Si cela est sans influence sur la seule partie du litige dont est saisie la cour, on observera tout de même que le tribunal, qui a déclaré nul le contrat principal, n'a pas ordonné la remise des parties en l'état où elles se trouvaient auparavant et en particulier les restitutions croisées du prix et des biens livrés et installés, ce qui ne lui était pas demandé par M. X et ne l'est pas en cause d'appel. Or, si ce dernier conteste aujourd'hui la réalité de l'exécution des travaux d'isolation, bien qu'il ait déclaré expressément et sans réserve le contraire par le document susvisé et n'en fasse pas état dans le courrier du 13 janvier 2015 qu'il est censé avoir adressé à l'appelante, il n'en apporte aucune preuve, la production d'un devis ultérieur aux mêmes fins n'en étant pas une, et est totalement taisant en ce qui concerne la livraison de la chaudière.

Sur la demande de garantie

Aux termes de l'article L. 311-33 du Code de la consommation, dans sa rédaction en vigueur à la date du contrat, si la résolution judiciaire ou l'annulation du contrat principal survient du fait du vendeur, celui-ci pourra, à la demande du prêteur, être condamné à garantir l'emprunteur du remboursement du prêt, sans préjudice de dommages et intérêts vis à vis du prêteur et de l'emprunteur.

Tel est le cas en l'espèce puisque l'annulation du contrat principal par le tribunal sanctionne le non-respect par le vendeur de dispositions du Code de la consommation.

L'efficacité de cette disposition suppose que l'emprunteur puisse obtenir directement du vendeur le paiement de la somme considérée et il convient de faire droit à la demande de l'appelante de ce chef.

Sur les autres demandes

M. X, partie perdante, doit être condamné aux dépens en application de l'article 699 du Code de procédure civile.

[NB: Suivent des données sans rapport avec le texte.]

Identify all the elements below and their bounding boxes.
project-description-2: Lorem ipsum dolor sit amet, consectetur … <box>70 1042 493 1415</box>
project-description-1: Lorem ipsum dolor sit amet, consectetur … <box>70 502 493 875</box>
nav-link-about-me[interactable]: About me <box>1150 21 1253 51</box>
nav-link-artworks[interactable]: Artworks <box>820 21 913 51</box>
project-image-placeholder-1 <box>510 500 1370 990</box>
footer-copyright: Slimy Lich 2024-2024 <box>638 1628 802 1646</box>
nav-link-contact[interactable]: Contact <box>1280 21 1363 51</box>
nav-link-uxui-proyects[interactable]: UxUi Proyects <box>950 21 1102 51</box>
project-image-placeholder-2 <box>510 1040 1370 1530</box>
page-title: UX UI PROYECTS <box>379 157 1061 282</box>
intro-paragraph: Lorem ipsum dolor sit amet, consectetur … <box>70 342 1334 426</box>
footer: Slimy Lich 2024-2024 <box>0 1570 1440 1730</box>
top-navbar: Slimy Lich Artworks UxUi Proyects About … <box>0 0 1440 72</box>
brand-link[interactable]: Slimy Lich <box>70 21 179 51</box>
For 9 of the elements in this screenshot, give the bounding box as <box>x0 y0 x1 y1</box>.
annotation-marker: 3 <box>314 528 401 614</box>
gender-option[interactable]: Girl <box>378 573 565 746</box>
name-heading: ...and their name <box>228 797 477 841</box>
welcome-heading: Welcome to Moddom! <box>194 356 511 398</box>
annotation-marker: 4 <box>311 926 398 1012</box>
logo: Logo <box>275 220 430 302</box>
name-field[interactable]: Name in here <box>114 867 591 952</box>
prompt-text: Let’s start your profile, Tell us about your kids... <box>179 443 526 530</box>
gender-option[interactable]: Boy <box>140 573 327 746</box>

Il n'est pas inéquitable, vu l'article 700 du même Code, de laisser à la société BNP Paribas Personal Finance la charge de ses frais irrépétibles.

Par ces motifs, LA COUR, infirme le jugement entrepris en ce qu'il a débouté la SA BNP Paribas Personal Finance de ses demandes tendant à la condamnation de M. Jacques X à lui rembourser le capital emprunté et de la société Euro Econ'Home à garantir ce dernier de ce remboursement, condamne M. Jacques X à payer à la société BNP Paribas Personal Finance la somme de quatorze mille sept cents euros (14 700) avec intérêts au taux légal à compter de ce jour, déclare la société Euro Econ'Home tenue de garantir M. X de ce remboursement, à cet effet, fixe la créance de la société BNP Paribas Personal Finance au passif de la procédure de liquidation judiciaire ouverte à l'encontre de la SARL Euro Econ'Home à la somme de 14 700 euros, déboute M. X de ses demandes, déboute la société BNP Paribas Personal Finance de sa demande d'indemnité pour frais irrépétibles, condamne M. X aux dépens.